1

I know the default setting for geom_boxplot() is:

  • Q3 + 1.5 * IQR
  • Q1 - 1.5 * IQR

but I wanted to do 4 standard deviations from the mean:

  • MEAN + 4 * SD
  • MEAN - 4 * SD

Is this possible to do in ggplot2? If not, what is the alternative?

I saw a post that asked about changing to different IQR, but I am specifically interested in changing to standard deviation.

Claus Wilke
  • 16,992
  • 7
  • 53
  • 104
Sheila
  • 2,438
  • 7
  • 28
  • 37
  • maybe this could help: https://cran.r-project.org/web/packages/ggplot2/vignettes/extending-ggplot2.html – MLavoie Jan 19 '18 at 19:45
  • @MLavoie Thanks for the link. I just looked at it and couldn't find anything specific to changing outlier definitions to to SD. Did you have a specific section that you are referring to? – Sheila Jan 19 '18 at 19:48
  • you can create a new stat..might be use in collaboration with stat_summary which can be included in your geom_boxplot() – MLavoie Jan 19 '18 at 19:52
  • the cloest I can see about this is in the documentation here https://www.rdocumentation.org/packages/ggplot2/versions/2.2.1/topics/geom_boxplot . See the point about `coef` and perhaps even `outliers` – InfiniteFlash Jan 19 '18 at 20:16
  • Extending on @InfiniteFlashChess' comment: use `geom_boxplot(..., stat = "identity")` and see `?geom_boxplot` for an example on how to change the default computations of this function. – markus Jan 19 '18 at 20:18

1 Answers1

1

This can be done with stat = "identity", as mentioned in some of the comments, but the trick is to get the outliers into the data. Outliers need to be provided in a list column. Here's how you do it.
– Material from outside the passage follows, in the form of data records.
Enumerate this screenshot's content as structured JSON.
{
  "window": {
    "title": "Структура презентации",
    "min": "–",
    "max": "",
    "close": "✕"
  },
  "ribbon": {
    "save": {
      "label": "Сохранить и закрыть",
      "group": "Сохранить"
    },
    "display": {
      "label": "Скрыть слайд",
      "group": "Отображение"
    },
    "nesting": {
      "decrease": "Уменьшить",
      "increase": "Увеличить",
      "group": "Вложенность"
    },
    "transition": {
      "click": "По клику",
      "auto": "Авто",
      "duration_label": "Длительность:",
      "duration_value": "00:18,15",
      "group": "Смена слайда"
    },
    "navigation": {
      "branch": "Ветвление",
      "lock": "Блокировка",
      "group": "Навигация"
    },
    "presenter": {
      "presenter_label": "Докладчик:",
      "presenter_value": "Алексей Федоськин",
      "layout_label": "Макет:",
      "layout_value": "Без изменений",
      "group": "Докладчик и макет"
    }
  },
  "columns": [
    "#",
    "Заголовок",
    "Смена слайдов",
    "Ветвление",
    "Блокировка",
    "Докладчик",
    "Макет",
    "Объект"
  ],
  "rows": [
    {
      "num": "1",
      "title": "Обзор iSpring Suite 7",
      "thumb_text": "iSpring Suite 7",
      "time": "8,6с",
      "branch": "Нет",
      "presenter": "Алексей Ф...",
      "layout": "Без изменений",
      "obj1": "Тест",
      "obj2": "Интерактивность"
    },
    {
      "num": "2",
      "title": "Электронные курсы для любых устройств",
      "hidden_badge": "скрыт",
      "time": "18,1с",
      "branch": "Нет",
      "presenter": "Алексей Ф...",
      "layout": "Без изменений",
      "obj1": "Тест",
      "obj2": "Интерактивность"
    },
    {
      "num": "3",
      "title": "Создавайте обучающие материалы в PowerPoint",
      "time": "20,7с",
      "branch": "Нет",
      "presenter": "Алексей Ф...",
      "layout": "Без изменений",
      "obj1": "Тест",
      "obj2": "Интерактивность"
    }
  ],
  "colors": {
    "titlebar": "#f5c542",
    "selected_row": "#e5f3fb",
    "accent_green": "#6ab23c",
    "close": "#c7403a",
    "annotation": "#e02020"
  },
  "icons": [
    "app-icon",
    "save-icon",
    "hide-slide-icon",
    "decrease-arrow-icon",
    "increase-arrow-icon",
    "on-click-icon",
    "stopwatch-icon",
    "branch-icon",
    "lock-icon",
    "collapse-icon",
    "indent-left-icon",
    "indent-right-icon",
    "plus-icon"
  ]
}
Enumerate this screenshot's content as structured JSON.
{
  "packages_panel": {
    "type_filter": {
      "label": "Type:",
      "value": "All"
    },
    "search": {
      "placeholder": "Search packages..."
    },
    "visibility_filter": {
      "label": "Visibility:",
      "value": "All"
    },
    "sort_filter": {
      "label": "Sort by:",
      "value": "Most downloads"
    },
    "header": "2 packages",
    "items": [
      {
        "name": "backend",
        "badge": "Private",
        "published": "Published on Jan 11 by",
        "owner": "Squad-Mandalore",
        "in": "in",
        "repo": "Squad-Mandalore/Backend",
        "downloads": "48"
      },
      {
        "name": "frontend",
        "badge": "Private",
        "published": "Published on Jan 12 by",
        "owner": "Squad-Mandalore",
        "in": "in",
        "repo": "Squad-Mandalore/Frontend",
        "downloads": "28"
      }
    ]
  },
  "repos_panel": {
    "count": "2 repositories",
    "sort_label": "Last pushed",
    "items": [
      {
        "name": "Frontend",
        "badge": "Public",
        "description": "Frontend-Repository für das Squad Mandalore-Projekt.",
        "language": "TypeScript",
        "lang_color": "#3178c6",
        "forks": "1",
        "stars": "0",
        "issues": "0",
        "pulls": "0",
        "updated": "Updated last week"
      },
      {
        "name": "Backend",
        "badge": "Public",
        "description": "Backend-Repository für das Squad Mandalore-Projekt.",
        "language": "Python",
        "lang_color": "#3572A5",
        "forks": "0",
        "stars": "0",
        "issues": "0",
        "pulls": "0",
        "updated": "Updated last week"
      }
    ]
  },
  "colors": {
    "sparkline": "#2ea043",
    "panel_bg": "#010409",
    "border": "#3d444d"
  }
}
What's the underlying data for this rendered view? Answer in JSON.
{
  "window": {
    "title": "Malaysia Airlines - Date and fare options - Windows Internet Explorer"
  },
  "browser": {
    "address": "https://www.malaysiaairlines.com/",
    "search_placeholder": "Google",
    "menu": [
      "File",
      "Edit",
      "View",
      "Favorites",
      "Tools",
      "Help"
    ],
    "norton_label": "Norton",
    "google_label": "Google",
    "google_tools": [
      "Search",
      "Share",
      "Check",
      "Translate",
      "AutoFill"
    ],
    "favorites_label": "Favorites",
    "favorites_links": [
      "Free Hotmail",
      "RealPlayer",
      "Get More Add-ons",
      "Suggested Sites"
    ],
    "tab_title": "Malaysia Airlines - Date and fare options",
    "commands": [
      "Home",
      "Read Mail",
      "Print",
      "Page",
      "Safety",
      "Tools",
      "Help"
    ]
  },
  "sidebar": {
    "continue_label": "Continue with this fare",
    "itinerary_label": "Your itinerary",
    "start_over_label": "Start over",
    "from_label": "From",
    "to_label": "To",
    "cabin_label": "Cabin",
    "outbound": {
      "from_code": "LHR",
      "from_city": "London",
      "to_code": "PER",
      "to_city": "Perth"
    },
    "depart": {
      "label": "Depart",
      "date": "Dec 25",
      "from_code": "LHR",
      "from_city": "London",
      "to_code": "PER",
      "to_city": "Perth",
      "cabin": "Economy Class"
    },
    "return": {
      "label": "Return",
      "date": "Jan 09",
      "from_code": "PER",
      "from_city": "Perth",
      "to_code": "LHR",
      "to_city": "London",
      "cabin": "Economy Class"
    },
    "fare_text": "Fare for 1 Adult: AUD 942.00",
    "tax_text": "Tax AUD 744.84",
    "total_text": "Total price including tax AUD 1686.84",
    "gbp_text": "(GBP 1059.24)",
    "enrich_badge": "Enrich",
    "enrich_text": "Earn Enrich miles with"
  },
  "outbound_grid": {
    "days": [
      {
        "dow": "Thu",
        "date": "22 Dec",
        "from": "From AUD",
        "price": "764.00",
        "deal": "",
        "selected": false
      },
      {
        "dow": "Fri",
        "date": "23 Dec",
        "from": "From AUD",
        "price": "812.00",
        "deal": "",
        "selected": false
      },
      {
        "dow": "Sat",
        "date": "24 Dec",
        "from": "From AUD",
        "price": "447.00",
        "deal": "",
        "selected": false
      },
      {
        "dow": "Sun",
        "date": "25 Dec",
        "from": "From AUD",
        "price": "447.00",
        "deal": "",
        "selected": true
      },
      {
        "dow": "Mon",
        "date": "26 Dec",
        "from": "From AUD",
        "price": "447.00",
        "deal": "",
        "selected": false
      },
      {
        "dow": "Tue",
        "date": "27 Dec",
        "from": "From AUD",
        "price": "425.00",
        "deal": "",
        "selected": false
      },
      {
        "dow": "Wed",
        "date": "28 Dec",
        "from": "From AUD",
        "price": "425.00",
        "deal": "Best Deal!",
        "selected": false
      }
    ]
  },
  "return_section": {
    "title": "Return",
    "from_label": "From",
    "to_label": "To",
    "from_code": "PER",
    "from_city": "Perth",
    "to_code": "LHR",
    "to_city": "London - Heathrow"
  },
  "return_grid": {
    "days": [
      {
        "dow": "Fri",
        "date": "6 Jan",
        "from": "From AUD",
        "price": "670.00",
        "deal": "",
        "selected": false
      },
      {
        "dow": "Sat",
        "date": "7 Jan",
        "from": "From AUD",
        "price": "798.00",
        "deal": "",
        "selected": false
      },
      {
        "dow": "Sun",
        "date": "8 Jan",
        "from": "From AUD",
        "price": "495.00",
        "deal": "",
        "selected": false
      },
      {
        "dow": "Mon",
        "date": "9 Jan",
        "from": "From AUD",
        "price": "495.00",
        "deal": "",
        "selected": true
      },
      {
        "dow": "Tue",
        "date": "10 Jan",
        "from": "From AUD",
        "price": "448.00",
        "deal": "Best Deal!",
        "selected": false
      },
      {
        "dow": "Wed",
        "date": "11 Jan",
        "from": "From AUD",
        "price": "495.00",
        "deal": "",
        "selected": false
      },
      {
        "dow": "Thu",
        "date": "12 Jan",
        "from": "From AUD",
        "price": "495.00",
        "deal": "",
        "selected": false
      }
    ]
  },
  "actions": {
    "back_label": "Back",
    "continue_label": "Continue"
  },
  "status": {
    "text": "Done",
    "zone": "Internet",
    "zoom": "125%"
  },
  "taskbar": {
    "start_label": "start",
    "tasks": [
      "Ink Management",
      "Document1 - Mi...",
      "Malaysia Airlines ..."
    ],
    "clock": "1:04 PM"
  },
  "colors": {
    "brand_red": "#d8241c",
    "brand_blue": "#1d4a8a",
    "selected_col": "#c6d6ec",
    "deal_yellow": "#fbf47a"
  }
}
First, make up some data and draw a regular boxplot:

set.seed(123)
d <- data.frame(y = c(rnorm(100), rnorm(100)+.5, rnorm(100)-1),
                x = rep(c("A", "B", "C"), each = 100))

ggplot(d, aes(x, y)) + geom_boxplot()

enter image description here

Now, calculate the stats manually and draw boxplot with alternative outlier definition. Note that I use mean +/- 2*SD so I get a few more outliers. It should be obvious how to change the code to +/- 4*SD.

library(dplyr)

d %>% group_by(x) %>%
  summarize(middle = median(y),
            mean = mean(y),
            sd = sd(y),
            lower = quantile(y, probs = .25),
            upper = quantile(y, probs = .75),
            ymin = max(mean - 2*sd, min(y)),
            ymax = min(mean + 2*sd, max(y)),
            outliers = list(y[y<ymin | y > ymax])) %>%
  ggplot(aes(x, ymin = ymin, lower = lower,
             middle = middle, upper = upper, ymax = ymax,
             outliers = outliers)) + 
  geom_boxplot(stat = "identity")

enter image description here

Disclaimer: I've only tested this with the current development version of ggplot2, not sure whether it works with the version currently on CRAN.

Claus Wilke
  • 16,992
  • 7
  • 53
  • 104